This is a very helpful insight. Thanks for sharing this here, SC1.
What I would do is have your parents on the invitation and then have your fiancé’s parents on the rehearsal dinner invitation that’s what we did.
That’s traditional and fine.
I don’t like “together with their families” because I feel it’s rude towards my parents as it implies my fiancé’s parents are also paying for the wedding.
Maybe I’m totally overthinking this… but curious for input!
For my fiancé and I , regardless of the amount each side is putting up, everyone’s contributing something to make our wedding experience come to life. So on every invitation we’ve put “hosted by the Marshall & Vanison Family”. Our family’s have both agreed on that though bc we’ve all agreed to contribute to everything happening for the wedding - the engagement party, bridal shower, ect. Not an equal amount, just something and we as a couple pick up the rest. So technically, it is both families hosting no matter what it is for us.
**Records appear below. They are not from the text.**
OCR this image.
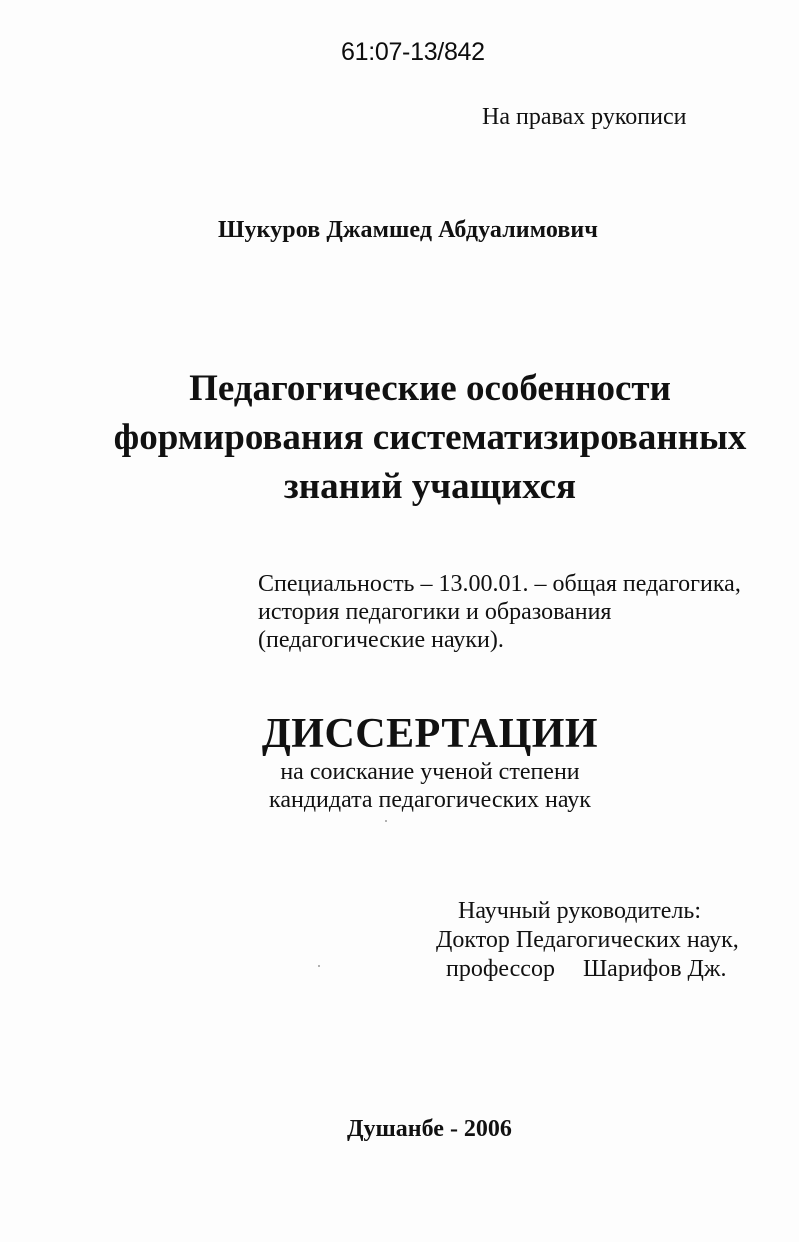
61:07-13/842
На правах рукописи
Шукуров Джамшед Абдуалимович
Педагогические особенности
формирования систематизированных
знаний учащихся
Специальность – 13.00.01. – общая педагогика,
история педагогики и образования
(педагогические науки).
ДИССЕРТАЦИИ
на соискание ученой степени
кандидата педагогических наук
Научный руководитель:
Доктор Педагогических наук,
профессор Шарифов Дж.
Душанбе - 2006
You could definitely go the traditional route, bc your family truly is the side hosting the wedding for the most part. It makes more sense bc the cost really is divided. I guess you would just have to run it by the in laws, and explain why the invitation say what they do if they ask. I’m sure if maybe the rehearsal invites state that his family is hosting and the wedding invites state that your family is hosting, it would level things out a bit.
This may make you fiance's family feel unincluded, and they may not assume the lack of inclusion comes from being the side of the family that contributed the least money, would you want them to realize that's the reason on their own? I'm not sure what your culture is but I don't think you need to highlight family members in regards the money they contributed. It is your in-laws child's wedding too
Big etiquette nerd here… here you go:
Mr. and Mrs. [your parents]
Request the pleasure of your company at [honor of your presence at] (depending on if it is a religious ceremony)
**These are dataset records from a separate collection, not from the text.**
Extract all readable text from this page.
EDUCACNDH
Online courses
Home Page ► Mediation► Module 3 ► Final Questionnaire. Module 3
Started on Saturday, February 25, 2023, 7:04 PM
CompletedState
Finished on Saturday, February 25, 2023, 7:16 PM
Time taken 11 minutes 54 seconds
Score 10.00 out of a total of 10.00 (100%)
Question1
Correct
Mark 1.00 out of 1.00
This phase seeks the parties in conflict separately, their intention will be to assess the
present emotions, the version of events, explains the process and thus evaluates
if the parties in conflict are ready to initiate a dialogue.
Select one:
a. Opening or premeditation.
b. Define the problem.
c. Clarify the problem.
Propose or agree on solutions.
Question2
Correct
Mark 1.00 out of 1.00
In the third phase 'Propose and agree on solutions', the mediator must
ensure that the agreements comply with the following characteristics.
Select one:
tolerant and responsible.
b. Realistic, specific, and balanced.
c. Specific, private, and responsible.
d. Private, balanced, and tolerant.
The marriage of their daughter
[your first and middle name] (last name if it’s diff than your parents)
to
Mr. [first middle last]
Son of Mr. and Mrs. [his parents]
Yada yada yada time and location info
That’s assuming you and your fiancé do not want to be including on the hosting line
Go for it. I don't see anything wrong with it. We also do that here :)
How about you have your parents on the invitation? And then have your in-laws on the rehearsal invitation. That would be the best solution in my opinion.
Hmm. I get where you are coming from. My only concern is that the other party might feel less appreciated just because they contributed the least money.